Showing 12 of 12 comments.

  • Joe, thanks for the read and your comment. This type of systematic set-up sounds very similar to what we have in the states. There are abundant “stigma” groups that exist on the principle of owning and illness, and those who band together to say ‘We have been in the system, and it doesn’t work because X Y and Z,” are far less heard, often invisible. And it’s one thing if this is through younger college students, but another for those in “suicide prevention” organizations that have much easier access to statistics and first-hand accounts of what it is like in the system. I think a principle that humans so often forget is that money talks, but it’s useless in the end compared to humanity. And if you’re in human services, why would you be putting anything before humanity anyway? Here’s to hoping some of those survivor groups can gain some traction, and your stories can be heard. Check out ‘The Icarus Project” and “The Transformation Center”, as well as the Recovery Learning Communities online; they’re excellent examples of organizations where lived experience is the framework.

  • Hi S!

    Thanks for the read. I appreciate you opening up about your story, and for sharing this to the social work page! I’m interested in the reaction to that. I’ve had some people at various schools try to organize around anti-psychiatry, and it’s certainly been tough. Colleges are very engrained in the medical model, in my experience. I think that introducing these topics (i.e involuntary hospitalization, the bad science behind psych drugs, how the system hurts folks, etc.) within organizations like Active Minds is a good start. Some of the reception will certainly be mixed. I was curious of how this article would be received by my former chapter, but they were actually fairly receptive to these ideas. I think garnering interest from already active organizations could be a great way to start a strong base for a counter-organization. But that’s just my two cents! Again, thanks for the read and your kind words.

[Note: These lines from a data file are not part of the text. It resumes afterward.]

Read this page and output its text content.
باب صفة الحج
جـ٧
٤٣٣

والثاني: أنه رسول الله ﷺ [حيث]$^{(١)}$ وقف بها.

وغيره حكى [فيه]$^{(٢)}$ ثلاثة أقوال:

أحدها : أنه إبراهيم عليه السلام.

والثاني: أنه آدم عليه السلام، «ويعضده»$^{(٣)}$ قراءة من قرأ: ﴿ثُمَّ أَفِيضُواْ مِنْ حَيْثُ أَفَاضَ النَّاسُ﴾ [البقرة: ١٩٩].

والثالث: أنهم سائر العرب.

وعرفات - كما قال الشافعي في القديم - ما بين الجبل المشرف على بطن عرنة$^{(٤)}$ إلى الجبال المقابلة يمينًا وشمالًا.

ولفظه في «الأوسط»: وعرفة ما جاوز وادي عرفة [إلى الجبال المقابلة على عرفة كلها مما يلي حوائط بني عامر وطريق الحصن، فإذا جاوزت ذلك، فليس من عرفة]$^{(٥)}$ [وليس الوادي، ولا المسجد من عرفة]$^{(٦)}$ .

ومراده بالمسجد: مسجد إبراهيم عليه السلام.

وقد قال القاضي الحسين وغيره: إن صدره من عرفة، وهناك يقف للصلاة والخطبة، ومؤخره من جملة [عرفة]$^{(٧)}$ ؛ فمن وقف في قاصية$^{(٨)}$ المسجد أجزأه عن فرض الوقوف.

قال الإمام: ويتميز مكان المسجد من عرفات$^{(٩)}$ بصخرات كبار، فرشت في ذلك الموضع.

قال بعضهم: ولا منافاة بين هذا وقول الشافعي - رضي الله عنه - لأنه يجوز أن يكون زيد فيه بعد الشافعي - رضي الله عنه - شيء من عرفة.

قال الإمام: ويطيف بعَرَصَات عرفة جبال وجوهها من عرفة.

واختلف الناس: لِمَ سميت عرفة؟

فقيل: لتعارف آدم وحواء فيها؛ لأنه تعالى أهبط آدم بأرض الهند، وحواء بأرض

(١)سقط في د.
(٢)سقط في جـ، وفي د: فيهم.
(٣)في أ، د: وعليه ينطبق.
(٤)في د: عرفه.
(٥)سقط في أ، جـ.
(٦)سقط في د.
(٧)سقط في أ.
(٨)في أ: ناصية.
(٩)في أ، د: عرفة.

  • Thanks for the comment, J. This is very insightful; you know, you’re not the first one to tell me that I’m too easy on organizations that have been in tight-knit relationships with big pharma. I think that’s partly a product of my privilege of never being locked away against my will. Do you have any literature that I could read up on to support these malevolent intentions from the early days of NAMI? I’d be very interested to read.

    I hope that our efforts to be more inclusive and accessible don’t fail. Treatment compliance isn’t aligned with any humanistic perspective. I’m amazed at the rose-tinted lenses that the method is observed through. Thanks for your words, they mean a lot!

  • What irks me the most is that this process exploits folks (apparently younger kids, too) who are either curious about helping others, or who are struggling themselves. I think resources that promote financial transparency and valid, empirical data should be as abundant as these anti-stigma resources. Money buys too much truth is this world. I hope that you’re wrong; I hope that conversations like this will snowball and cause traditional organizations to provide both traditional and alternative resources. Thanks for the comment.

  • Matt, I’m really glad to hear that you found some receptive forums. I think that it’s always important to be able to look at the way that you view the world critically. It’s difficult to change views that are deeply ingrained; I remember being astounded the first time someone told me that they didn’t believe in the chemical imbalance theory. But that type of critical presence, both in discussion boards and in real life, is necessary for finding truth, even if it causes some heated conversations. Thanks for the read, and for the resources!